Southern Vietnamese tones
• Ngang (a) – mid level – similar to Northern
• Huyền (à) – low falling – similar to Northern
• Hỏi (ả) – low rising to high – starts low and rises to high with no breaks
• Ngã (ã) – low rising to high – starts low and rises to high with no breaks (merges with hỏi)
• Sắc (á) – rising – similar to Northern
• Nặng (ạ) – low rising to mid – starts low and rises to mid with no breaks
It is back as well; it looks like in copying it over a different character slipped in. It is matched with the correct symbol now, thanks for the catch.
I agree with you on the IPA symbols, although there are some interesting alternatives floating around if you have enough free time...one I like aesthetically is Lierean script. The downside is that they aren't always as thorough; the Lierean script does not have characters assigned for tone or diacritics. Something like Visible Speech is more thorough but ugly. In the end, the effort pursuing one or the other could probably be more efficiently spent through brute force memorization (unless you plan to learn several phonetically different languages).

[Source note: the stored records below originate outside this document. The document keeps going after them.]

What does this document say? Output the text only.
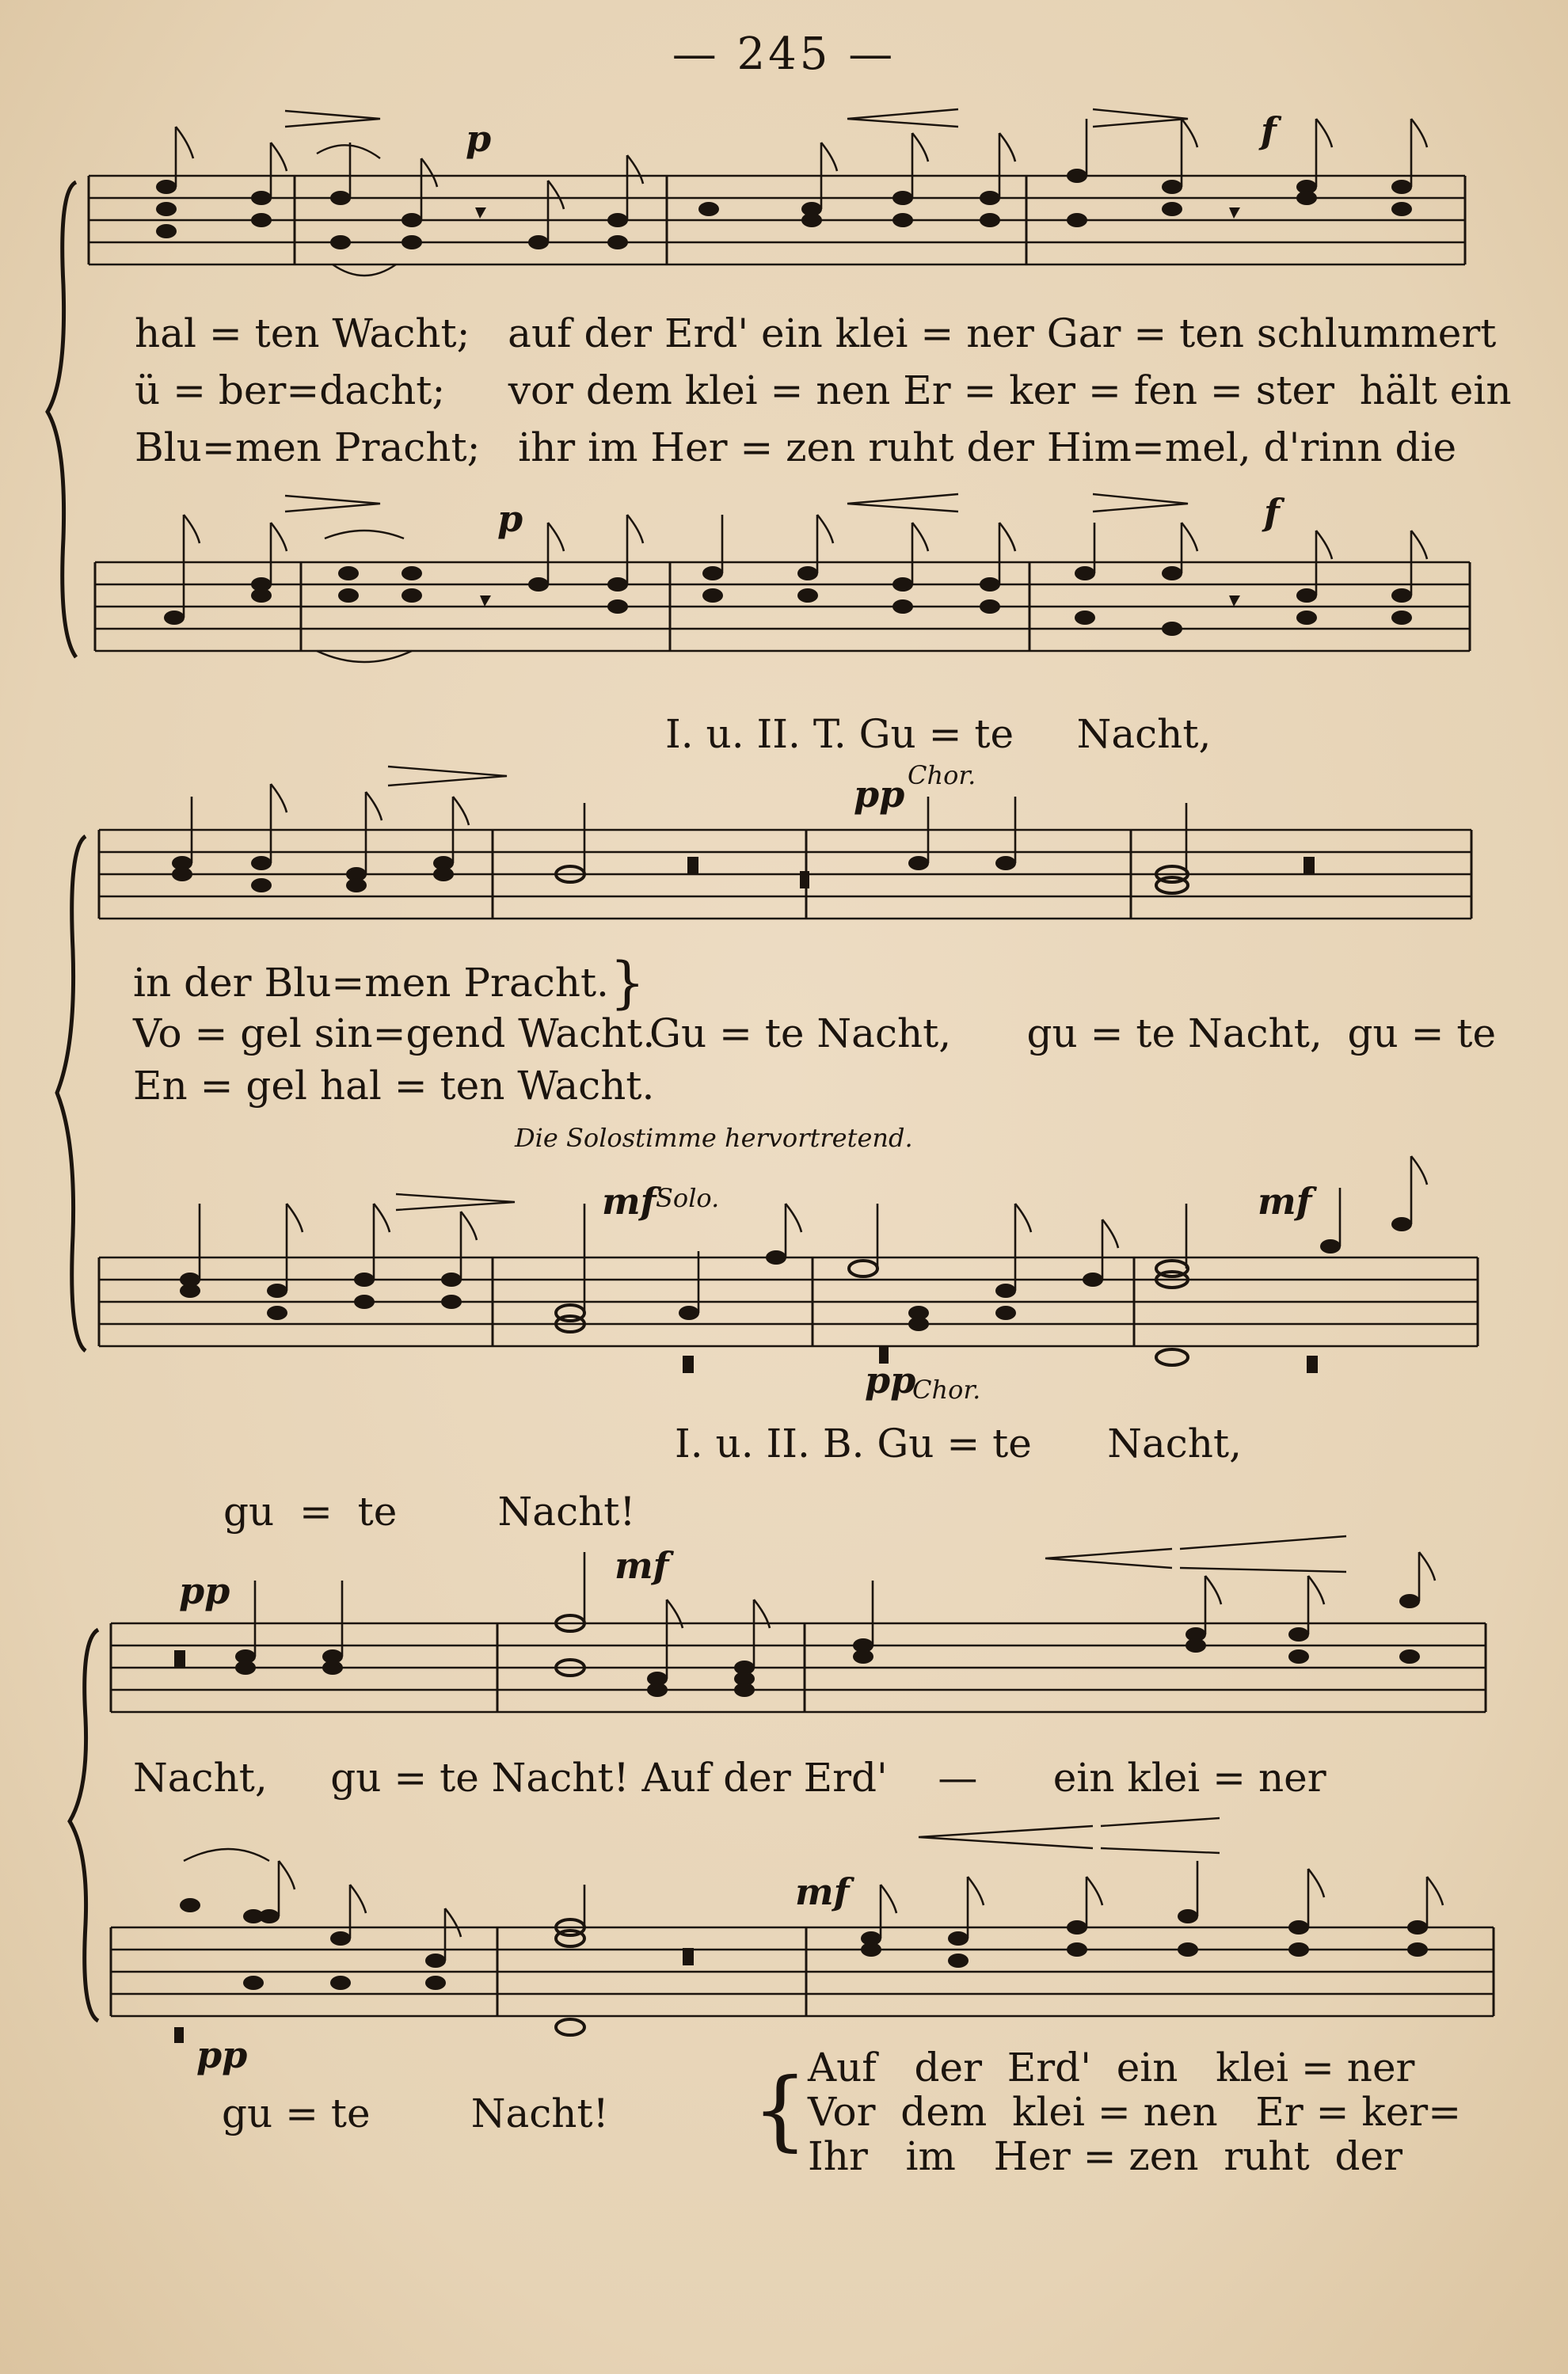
— 245 —
p	f
hal = ten Wacht;   auf der Erd' ein klei = ner Gar = ten schlummert
ü = ber=dacht;     vor dem klei = nen Er = ker = fen = ster  hält ein
Blu=men Pracht;   ihr im Her = zen ruht der Him=mel, d'rinn die
p	f
I. u. II. T. Gu = te     Nacht,
pp Chor.
in der Blu=men Pracht.
Vo = gel sin=gend Wacht.
En = gel hal = ten Wacht.
}
Gu = te Nacht,      gu = te Nacht,  gu = te
Die Solostimme hervortretend.
mf Solo.	mf
pp
Chor.
I. u. II. B. Gu = te      Nacht,
gu  =  te        Nacht!
pp
mf
Nacht,     gu = te Nacht! Auf der Erd'    —      ein klei = ner
mf
pp
gu = te        Nacht! { Auf   der  Erd'  ein   klei = ner
Vor  dem  klei = nen   Er = ker=
Ihr   im   Her = zen  ruht  der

They sound very different to me, and I imagine they do to most Vietnamese speakers as well. The sounds are definitely reproducible for you - try playing the clip on a loop, then moving your tongue around until you can approximate the sound. I think though that it will be hard to remember in practice, and you might get more mileage from replicating word sounds you hear as opposed to vowels in isolation.